If stockholders take the advice of some proxy advisors, they could give themselves a treat with a Halloween vote to approve David Murdock’s $1.15 billion bid to take Dole Food Co. Inc. private.
A “yes” vote on Oct. 31 could mean the deal would close as early as Nov. 1, executives with the Westlake Village, Calif.-based Dole said in a news release.
Bil Goldfield, director of corporate communications, said the company’s third-quarter financial report is slightly delayed because of the pending vote. The report, usually filed the first week of November, is expected to be about two weeks later this year.
Dole’s board of directors and a special committee it appointed to review Murdock’s proposal have already unanimously recommended stockholders approve the buyout.
Two proxy advisory firms also recommend a yes vote, according to Dole’s news release. Institutional Shareholder Services recommended this month that Dole stockholders take Murdock’s offer “in light of the meaningful premium offered to Dole’s unaffiliated shareholders,” according to the Dole release. The proxy advisory firm Glass Lewis made a similar recommendation.
Murdock, 90, made an unsolicited bid June 10 to buy back the company. He bought it the first time in 2003 and took it to public status in 2009. This time he offered $12 per share.
A special committee appointed by Dole’s board negotiated Murdock’s offer up to $13.50 per share.
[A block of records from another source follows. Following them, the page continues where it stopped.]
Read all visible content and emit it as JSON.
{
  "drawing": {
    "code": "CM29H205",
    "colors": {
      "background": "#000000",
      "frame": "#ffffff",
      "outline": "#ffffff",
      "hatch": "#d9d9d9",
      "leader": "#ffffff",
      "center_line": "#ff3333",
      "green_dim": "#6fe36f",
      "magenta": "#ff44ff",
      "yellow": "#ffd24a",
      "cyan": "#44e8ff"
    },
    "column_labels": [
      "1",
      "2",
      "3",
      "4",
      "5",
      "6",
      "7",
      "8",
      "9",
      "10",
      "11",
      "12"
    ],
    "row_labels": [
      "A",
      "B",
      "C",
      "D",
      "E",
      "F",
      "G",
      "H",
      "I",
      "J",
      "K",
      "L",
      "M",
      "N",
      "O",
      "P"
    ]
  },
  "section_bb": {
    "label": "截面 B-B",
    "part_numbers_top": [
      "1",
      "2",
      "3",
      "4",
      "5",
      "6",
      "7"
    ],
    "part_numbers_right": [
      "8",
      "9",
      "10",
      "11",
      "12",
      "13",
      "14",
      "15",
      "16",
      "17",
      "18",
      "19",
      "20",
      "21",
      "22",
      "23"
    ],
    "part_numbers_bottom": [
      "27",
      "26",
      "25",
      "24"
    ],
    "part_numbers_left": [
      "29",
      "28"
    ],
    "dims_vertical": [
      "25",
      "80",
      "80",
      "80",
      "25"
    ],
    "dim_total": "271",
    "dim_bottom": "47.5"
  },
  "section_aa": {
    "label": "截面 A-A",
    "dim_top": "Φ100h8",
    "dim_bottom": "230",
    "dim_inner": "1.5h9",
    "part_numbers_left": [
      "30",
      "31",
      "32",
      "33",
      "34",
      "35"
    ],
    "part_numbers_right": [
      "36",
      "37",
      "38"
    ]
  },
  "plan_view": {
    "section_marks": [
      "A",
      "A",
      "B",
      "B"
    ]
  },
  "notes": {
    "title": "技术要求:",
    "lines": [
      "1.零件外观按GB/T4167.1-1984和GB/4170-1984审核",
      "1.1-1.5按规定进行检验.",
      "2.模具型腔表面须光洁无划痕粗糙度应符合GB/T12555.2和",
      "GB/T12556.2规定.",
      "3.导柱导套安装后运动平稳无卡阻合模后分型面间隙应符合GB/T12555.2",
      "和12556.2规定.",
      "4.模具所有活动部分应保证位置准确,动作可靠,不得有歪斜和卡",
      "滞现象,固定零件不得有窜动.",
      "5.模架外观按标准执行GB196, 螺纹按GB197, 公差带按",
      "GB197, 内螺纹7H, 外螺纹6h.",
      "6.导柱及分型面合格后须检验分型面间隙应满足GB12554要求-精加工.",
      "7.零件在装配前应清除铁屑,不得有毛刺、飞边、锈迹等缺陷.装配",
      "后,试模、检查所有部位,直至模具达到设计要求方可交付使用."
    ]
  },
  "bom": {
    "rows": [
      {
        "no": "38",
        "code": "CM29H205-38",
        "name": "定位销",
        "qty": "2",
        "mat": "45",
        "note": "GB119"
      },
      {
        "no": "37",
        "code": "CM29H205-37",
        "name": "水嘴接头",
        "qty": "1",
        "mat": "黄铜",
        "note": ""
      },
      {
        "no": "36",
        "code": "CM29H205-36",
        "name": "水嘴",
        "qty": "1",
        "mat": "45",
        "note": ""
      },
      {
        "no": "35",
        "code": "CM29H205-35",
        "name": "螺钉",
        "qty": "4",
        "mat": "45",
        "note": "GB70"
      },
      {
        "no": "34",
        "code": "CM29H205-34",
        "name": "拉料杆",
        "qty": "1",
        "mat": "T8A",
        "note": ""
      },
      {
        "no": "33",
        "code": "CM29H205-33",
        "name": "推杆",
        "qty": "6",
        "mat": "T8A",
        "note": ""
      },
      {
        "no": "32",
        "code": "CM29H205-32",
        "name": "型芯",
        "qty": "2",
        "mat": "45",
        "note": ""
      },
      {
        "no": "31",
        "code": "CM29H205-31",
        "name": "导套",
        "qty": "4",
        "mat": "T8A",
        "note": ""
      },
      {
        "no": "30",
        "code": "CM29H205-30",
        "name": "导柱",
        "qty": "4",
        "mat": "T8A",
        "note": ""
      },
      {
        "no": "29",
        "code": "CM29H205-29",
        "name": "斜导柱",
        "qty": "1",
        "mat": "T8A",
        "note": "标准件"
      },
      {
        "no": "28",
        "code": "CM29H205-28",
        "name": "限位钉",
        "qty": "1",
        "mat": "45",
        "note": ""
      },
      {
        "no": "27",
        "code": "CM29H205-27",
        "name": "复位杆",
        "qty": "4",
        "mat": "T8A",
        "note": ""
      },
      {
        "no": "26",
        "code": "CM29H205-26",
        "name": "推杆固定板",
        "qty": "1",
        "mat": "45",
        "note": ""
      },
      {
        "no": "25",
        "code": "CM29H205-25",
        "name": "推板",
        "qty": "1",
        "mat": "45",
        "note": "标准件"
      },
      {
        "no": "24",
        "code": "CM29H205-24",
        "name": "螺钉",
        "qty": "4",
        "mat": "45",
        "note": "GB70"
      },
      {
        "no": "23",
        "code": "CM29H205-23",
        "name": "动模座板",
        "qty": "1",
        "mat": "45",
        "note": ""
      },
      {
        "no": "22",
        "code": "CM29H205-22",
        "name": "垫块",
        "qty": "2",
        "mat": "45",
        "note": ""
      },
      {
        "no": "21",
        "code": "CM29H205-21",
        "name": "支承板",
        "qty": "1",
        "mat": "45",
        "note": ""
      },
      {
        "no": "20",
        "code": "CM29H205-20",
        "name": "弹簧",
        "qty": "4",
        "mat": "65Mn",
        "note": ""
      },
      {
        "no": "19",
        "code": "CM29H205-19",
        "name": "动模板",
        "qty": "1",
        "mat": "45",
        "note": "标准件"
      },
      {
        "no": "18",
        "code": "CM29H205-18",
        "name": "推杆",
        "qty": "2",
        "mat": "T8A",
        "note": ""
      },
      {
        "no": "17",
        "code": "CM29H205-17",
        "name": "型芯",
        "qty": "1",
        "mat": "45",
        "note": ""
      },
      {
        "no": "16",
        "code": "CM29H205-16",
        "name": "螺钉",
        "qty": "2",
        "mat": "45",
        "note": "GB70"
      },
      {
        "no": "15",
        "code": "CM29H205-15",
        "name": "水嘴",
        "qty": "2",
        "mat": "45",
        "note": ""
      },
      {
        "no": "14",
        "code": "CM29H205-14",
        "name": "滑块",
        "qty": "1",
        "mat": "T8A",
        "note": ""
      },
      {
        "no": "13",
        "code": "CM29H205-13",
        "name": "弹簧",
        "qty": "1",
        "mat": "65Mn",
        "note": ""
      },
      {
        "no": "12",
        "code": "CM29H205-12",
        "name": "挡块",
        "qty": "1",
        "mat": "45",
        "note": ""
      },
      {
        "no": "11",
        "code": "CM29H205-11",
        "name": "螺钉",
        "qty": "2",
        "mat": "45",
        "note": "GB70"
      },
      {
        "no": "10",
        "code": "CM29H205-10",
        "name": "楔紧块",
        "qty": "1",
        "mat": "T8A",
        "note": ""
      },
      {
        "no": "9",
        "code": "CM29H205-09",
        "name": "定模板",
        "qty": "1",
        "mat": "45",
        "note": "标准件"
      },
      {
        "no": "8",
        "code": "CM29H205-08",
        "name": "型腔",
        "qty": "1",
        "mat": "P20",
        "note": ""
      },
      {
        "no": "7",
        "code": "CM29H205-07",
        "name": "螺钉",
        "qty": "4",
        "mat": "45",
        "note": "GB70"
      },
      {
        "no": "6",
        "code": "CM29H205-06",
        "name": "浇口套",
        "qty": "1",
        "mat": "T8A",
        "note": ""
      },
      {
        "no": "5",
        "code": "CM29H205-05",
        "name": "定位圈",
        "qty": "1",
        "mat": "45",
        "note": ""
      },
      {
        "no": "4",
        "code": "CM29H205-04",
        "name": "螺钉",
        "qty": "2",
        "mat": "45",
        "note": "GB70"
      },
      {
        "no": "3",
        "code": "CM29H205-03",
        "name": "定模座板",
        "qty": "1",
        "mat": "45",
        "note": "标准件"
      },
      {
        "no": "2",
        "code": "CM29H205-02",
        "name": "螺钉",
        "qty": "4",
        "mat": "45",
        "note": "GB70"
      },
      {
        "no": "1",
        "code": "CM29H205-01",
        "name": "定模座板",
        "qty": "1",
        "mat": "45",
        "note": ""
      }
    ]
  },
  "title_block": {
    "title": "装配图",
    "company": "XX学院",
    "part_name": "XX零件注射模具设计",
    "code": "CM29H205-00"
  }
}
The board’s Oct. 2 proxy statement includes several pages describing why the deal is good and why stockholders could lose money if they don’t OK it. But the bottom line is the bottom line in the recommendation supporting the buyout, referred to as a merger.
“The per-share cash merger consideration and the merger were likely to be more favorable to Dole’s unaffiliated stockholders than the value likely to be realized from other alternatives available to Dole, including remaining a public company and pursuing the current strategic plan,” according to the definitive proxy statement filed with the Securities and Exchange Commission.